Altman and Huffington write that Thrive AI is working toward “a fully integrated AI personal coach that delivers real-time suggestions and recommendations unique to you that empower you to take action on your daily behaviors to improve your health.”

His vision puts a positive spin on what could well prove to be one of AI’s sharpest edges. AI models are already adept at persuading people, and there’s no telling how much more powerful they could become as they advance and gain access to more personal data.

Aleksander Madry, a sabbatical professor at the Massachusetts Institute of Technology, leads a team at OpenAI called Preparedness that works on precisely that topic.

“One of the areas of work in preparation is persuasion,” Madry told WIRED in an interview in May. “Basically, it’s about thinking about the extent to which these models can be used as a way to persuade people.”

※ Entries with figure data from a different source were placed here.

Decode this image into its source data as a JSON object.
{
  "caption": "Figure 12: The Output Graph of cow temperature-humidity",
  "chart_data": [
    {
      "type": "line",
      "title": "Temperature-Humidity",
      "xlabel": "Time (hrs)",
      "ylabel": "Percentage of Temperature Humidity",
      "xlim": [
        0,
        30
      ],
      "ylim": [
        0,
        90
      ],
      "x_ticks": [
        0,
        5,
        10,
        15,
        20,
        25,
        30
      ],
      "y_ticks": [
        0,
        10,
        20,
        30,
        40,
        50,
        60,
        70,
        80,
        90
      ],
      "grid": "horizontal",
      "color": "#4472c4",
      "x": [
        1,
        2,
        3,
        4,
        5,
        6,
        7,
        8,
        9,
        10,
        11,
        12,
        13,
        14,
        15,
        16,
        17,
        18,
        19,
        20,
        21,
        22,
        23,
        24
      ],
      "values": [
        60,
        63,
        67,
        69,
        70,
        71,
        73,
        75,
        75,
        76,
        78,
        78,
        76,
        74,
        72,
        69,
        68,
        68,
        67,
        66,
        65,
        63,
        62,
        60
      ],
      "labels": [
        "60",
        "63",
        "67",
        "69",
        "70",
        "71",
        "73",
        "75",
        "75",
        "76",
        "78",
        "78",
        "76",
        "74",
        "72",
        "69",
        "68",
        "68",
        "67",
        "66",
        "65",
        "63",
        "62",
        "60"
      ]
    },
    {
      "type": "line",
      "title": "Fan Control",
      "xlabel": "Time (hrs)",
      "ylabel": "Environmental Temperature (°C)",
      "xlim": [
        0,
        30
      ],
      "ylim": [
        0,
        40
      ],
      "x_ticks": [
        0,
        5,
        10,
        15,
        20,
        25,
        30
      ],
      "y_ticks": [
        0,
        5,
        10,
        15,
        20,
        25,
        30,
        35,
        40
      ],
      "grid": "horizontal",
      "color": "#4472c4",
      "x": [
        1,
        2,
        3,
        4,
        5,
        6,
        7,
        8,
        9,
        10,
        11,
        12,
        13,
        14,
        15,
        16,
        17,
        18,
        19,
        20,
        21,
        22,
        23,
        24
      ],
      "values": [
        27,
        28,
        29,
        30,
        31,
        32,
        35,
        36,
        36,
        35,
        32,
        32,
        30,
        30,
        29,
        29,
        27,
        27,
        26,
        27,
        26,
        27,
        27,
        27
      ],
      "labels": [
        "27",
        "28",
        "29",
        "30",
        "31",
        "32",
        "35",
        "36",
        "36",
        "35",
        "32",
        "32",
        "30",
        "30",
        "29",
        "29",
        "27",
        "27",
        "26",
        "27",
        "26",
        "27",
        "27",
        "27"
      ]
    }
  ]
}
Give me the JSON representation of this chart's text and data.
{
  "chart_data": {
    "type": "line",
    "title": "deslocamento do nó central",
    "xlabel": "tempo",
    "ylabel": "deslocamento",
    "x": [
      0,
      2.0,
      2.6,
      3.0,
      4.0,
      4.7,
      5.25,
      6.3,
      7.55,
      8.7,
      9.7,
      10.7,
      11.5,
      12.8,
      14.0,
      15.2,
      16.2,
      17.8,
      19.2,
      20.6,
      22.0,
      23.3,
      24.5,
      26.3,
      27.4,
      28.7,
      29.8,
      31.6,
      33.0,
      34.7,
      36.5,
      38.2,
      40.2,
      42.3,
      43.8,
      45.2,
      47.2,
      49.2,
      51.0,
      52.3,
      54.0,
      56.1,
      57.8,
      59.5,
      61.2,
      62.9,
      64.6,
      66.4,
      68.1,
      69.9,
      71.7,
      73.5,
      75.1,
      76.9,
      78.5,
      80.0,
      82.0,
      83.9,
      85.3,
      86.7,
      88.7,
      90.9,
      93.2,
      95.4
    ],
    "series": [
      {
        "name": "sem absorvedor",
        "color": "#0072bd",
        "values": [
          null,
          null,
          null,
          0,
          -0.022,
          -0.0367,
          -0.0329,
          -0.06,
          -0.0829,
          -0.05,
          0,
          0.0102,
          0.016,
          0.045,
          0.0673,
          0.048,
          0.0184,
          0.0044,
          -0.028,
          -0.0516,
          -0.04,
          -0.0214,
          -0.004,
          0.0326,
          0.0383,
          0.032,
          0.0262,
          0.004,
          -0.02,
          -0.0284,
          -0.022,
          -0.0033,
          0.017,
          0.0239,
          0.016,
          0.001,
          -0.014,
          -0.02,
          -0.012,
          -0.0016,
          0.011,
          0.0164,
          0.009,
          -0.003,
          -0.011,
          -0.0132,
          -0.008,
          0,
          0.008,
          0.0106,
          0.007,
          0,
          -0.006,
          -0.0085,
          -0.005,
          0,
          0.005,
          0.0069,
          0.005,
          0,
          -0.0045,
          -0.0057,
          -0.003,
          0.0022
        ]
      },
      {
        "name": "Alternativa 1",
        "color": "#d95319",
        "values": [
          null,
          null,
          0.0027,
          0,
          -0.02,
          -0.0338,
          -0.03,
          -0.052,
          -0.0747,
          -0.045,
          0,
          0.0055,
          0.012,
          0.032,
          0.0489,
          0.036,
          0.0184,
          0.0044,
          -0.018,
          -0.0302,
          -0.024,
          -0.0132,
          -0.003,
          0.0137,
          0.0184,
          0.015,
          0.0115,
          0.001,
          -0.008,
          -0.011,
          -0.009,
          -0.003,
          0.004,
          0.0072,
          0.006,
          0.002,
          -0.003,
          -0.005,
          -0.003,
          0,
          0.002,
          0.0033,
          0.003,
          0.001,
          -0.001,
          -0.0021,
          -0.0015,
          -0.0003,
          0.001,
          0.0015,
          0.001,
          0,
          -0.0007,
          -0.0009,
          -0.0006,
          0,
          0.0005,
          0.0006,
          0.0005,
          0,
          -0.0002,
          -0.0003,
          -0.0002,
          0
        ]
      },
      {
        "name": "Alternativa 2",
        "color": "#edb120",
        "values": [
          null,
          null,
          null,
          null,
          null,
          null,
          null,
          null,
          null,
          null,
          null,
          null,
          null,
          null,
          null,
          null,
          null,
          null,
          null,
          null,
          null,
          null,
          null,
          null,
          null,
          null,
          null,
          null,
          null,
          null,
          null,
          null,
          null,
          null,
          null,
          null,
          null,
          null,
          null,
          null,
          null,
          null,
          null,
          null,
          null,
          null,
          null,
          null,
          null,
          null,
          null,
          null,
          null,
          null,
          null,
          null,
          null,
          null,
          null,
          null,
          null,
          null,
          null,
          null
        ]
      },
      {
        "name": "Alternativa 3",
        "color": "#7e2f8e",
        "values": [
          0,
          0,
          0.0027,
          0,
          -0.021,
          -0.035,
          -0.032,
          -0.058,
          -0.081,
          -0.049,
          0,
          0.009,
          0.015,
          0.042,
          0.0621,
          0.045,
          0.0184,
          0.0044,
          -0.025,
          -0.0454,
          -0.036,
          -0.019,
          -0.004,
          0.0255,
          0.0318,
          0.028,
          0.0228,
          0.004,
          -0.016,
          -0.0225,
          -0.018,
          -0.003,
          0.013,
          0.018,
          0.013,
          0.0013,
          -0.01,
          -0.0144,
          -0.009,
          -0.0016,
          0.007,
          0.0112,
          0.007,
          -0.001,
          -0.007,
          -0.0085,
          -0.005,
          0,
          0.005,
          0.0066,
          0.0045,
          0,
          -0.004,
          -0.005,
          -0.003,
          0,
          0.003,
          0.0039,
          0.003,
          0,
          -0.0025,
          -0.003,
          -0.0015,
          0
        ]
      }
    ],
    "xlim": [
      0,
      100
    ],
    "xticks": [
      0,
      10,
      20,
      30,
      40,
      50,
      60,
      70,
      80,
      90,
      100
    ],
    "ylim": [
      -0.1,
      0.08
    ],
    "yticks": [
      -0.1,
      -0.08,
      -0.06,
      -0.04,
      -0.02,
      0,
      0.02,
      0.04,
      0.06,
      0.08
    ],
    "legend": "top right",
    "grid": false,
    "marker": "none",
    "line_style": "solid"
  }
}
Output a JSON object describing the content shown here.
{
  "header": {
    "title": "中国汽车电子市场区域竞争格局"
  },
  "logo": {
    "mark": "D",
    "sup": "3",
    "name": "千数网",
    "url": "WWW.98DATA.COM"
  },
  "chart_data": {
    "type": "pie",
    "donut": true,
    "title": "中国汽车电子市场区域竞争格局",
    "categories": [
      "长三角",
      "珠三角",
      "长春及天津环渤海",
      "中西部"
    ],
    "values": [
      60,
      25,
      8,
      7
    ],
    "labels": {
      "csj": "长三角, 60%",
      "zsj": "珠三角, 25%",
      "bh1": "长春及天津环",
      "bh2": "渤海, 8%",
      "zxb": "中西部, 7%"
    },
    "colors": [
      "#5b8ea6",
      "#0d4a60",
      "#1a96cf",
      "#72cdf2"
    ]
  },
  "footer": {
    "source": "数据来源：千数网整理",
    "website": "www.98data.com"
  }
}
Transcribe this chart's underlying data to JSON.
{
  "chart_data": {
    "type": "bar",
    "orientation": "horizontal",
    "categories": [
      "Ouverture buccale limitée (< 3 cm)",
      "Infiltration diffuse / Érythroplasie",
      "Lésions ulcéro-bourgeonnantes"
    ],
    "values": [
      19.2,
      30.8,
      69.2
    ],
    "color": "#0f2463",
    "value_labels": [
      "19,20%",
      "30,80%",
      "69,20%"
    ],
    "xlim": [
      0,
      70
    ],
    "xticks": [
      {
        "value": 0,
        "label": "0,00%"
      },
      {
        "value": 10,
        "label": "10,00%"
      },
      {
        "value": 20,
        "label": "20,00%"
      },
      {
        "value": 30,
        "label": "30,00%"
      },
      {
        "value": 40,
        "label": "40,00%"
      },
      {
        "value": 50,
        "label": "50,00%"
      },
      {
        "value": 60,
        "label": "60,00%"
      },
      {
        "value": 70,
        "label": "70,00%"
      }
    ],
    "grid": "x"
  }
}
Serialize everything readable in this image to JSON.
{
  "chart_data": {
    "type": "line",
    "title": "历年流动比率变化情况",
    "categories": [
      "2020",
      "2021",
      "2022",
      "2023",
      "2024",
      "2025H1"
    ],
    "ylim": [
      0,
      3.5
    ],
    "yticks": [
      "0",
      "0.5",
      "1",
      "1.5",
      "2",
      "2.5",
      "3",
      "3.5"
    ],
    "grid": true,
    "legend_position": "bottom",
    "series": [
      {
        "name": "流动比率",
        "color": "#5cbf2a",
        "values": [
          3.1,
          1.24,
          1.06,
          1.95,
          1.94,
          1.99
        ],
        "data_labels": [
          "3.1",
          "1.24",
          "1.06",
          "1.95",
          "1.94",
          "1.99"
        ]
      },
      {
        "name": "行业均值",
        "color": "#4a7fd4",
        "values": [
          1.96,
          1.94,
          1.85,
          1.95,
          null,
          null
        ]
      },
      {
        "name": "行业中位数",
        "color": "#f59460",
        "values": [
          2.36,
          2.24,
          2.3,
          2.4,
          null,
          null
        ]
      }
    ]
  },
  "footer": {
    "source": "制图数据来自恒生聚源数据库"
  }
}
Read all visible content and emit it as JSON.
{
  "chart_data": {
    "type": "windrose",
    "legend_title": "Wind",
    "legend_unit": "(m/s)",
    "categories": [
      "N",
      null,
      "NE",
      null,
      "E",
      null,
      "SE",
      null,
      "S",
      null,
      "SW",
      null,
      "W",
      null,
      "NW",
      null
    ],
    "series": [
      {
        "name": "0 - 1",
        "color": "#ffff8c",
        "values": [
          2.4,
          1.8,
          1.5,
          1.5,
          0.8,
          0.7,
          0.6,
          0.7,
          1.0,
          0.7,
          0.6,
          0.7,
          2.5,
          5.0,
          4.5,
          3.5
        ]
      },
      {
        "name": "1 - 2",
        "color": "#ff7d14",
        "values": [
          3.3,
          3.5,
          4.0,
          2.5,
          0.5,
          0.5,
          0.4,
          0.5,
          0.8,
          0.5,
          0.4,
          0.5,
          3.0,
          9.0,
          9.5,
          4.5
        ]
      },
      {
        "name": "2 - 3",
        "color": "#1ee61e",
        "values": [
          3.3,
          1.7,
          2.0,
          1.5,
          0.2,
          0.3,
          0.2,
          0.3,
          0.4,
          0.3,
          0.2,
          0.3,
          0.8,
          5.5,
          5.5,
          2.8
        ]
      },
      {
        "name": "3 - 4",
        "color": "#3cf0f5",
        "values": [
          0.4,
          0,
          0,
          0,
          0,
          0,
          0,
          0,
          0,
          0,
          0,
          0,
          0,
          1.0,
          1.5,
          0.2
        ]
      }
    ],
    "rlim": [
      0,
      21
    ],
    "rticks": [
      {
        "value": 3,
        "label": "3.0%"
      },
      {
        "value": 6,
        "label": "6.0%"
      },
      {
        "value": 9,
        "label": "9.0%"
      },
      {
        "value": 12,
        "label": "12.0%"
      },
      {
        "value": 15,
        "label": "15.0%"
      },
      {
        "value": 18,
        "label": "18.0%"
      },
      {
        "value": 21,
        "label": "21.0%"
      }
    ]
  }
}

Madry says he was drawn to join OpenAI because of the remarkable potential of language models and because the risks they pose have barely been studied. “There is literally almost no science,” he says. “That was the impetus for the preparation effort.”

Persuasiveness is a key element in programs like ChatGPT and one of the ingredients that makes these chatbots so appealing. Language models are trained on human writing and dialogue that contains countless rhetorical and persuasive tricks and techniques. The models are also often tuned to skew toward expressions that users find more convincing.

Investigation released In April, Anthropic, a competitor founded by OpenAI exiles, suggested that language models have become better at persuading people as they have grown in size and sophistication. This research involved giving volunteers a statement and then seeing how an AI-generated argument changed their opinion about it.

OpenAI’s work extends to analyzing AI in conversation with users, something that can lead to greater persuasiveness. Madry says the work is being done with consenting volunteers and declines to reveal the findings to date. But he says the persuasive power of language models is profound. “As humans, we have this ‘weakness’ that if something communicates with us in natural language (we think of it as if) it’s a human,” he says, alluding to an anthropomorphism that can make chatbots seem more real and compelling.

The Time article argues that the potential health benefits of persuasive AI will require strong legal safeguards because the models can have access to a lot of personal information. “Policymakers must create a regulatory environment that fosters AI innovation while protecting privacy,” Altman and Huffington write.

But this is not all that policymakers need to consider. It may also be crucial to consider how increasingly persuasive algorithms can be misused. AI algorithms could increase the resonance of disinformation or generate particularly convincing phishing scams. They could also be used to advertise products.

Madry says a key question, yet to be studied by OpenAI or others, is how much more compelling or coercive AI programs that interact with users over long periods of time might become. There are already several companies offering chatbots that pose as romantic partners and other characters. AI girlfriends are increasingly popular (some are even designed to yell at you), but how addictive and persuasive they are is largely unknown.

The excitement and hype generated by ChatGPT following its launch in November 2022 has OpenAI, outside researchers, and many policymakers focused on the more hypothetical question of whether AI could one day turn against its creators.

Madry says this risks ignoring the more subtle dangers posed by eloquent algorithms. “I worry that they’re focusing on the wrong questions,” Madry says of policymakers’ work so far. “That in a sense, everyone is saying, ‘Oh yeah, we’re addressing it because we’re talking about it,’ when in fact we’re not talking about the right thing.”